Catch the Alternative Data Wave – Or Risk Being Left Behind

News December 5, 2017

By Hendrik Bartel
Co-Founder and CEO, TruValue Labs

It’s no exaggeration that alternative data and the means to harness it have become must-haves for asset managers seeking superior market returns. Experts agree that factoring alternative data into investment analyses delivers an advantage that will separate the winners from the also-rans in the years ahead.

Consider this comment from EY: “We recommend all active managers begin their journey to augment their investment process with these new insights from alternative data sources.”

Or this from BlackRock: “We believe that in order to generate sustained alpha, investors should embrace acquiring, analyzing, and understanding the fast-growing universe of data. Those who are unable to do so run the risk of falling behind in a rapidly changing investment landscape.”

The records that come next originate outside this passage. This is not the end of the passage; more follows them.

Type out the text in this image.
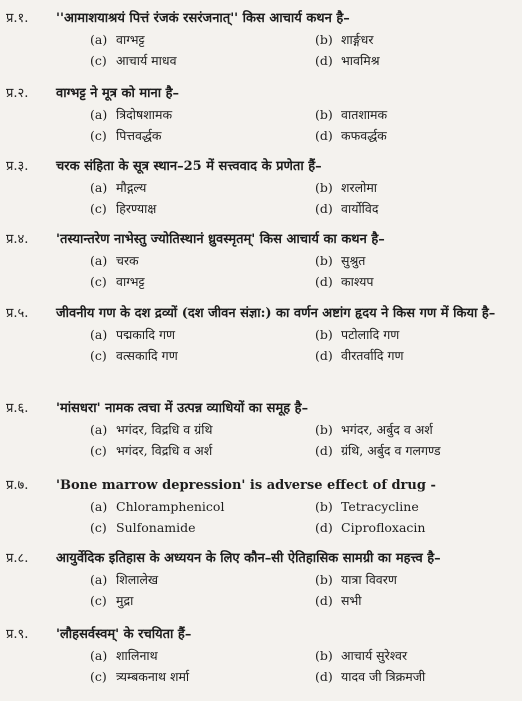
प्र.१.	''आमाशयाश्रयं पित्तं रंजकं रसरंजनात्'' किस आचार्य कथन है–
(a) वाग्भट्ट	(b) शार्ङ्गधर
(c) आचार्य माधव	(d) भावमिश्र
प्र.२.	वाग्भट्ट ने मूत्र को माना है–
(a) त्रिदोषशामक	(b) वातशामक
(c) पित्तवर्द्धक	(d) कफवर्द्धक
प्र.३.	चरक संहिता के सूत्र स्थान–25 में सत्त्ववाद के प्रणेता हैं–
(a) मौद्गल्य	(b) शरलोमा
(c) हिरण्याक्ष	(d) वार्योविद
प्र.४.	'तस्यान्तरेण नाभेस्तु ज्योतिस्थानं ध्रुवस्मृतम्' किस आचार्य का कथन है–
(a) चरक	(b) सुश्रुत
(c) वाग्भट्ट	(d) काश्यप
प्र.५.	जीवनीय गण के दश द्रव्यों (दश जीवन संज्ञा:) का वर्णन अष्टांग हृदय ने किस गण में किया है–
(a) पद्मकादि गण	(b) पटोलादि गण
(c) वत्सकादि गण	(d) वीरतर्वादि गण
प्र.६.	'मांसधरा' नामक त्वचा में उत्पन्न व्याधियों का समूह है–
(a) भगंदर, विद्रधि व ग्रंथि	(b) भगंदर, अर्बुद व अर्श
(c) भगंदर, विद्रधि व अर्श	(d) ग्रंथि, अर्बुद व गलगण्ड
प्र.७.	'Bone marrow depression' is adverse effect of drug -
(a) Chloramphenicol	(b) Tetracycline
(c) Sulfonamide	(d) Ciprofloxacin
प्र.८.	आयुर्वेदिक इतिहास के अध्ययन के लिए कौन–सी ऐतिहासिक सामग्री का महत्त्व है–
(a) शिलालेख	(b) यात्रा विवरण
(c) मुद्रा	(d) सभी
प्र.९.	'लौहसर्वस्वम्' के रचयिता हैं–
(a) शालिनाथ	(b) आचार्य सुरेश्वर
(c) त्र्यम्बकनाथ शर्मा	(d) यादव जी त्रिक्रमजी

And here’s what Goldman Sachs has to say: “Big data can enable asset managers to see hidden connections and relationships between companies, including across industries … leading to a potential advantage in selecting investments.”

Experts are also noting the impact AI and big data are already having on passive strategies and ETFs, augmenting human judgment with the ability to analyze and synthesize millions of data points in seconds, and render unbiased, data-driven decisions.

So if there’s widespread agreement that big data analytics is a necessity to a disciplined investment process, the question becomes: how do you achieve it? How do you gain access to alternative data as well as the means to draw insights from it? Does it mean you have to hire a team of AI experts and data scientists to build a solution from scratch?

The short answer – and the good news – is no. TruValue Labs has already done the heavy lifting. We’ve spent years developing a highly customizable, AI-powered analytics engine capable of collecting unstructured data from a vast universe of sources, extracting relevant metrics and turning them into meaningful insights. It uses state-of-the-art machine learning and natural language processing (NLP) to quickly separate the signals from the noise, at the speed of events as they occur.

Moreover, our solution is rooted in deep subject matter expertise in ESG, intangible risk factors, and performance materiality. We’ve already built hundreds of signals and have a representative set of more than five years of back data. And to top it off, not only can our engine help you harness big, unstructured data, but it can also find signals in the proprietary data you have already accumulated.

Quite simply, there’s no reason to fear being left behind or to invest in a lengthy development project with little assurance of success. The solution to your alternative data needs is available now, and the advantages are just waiting to be seized.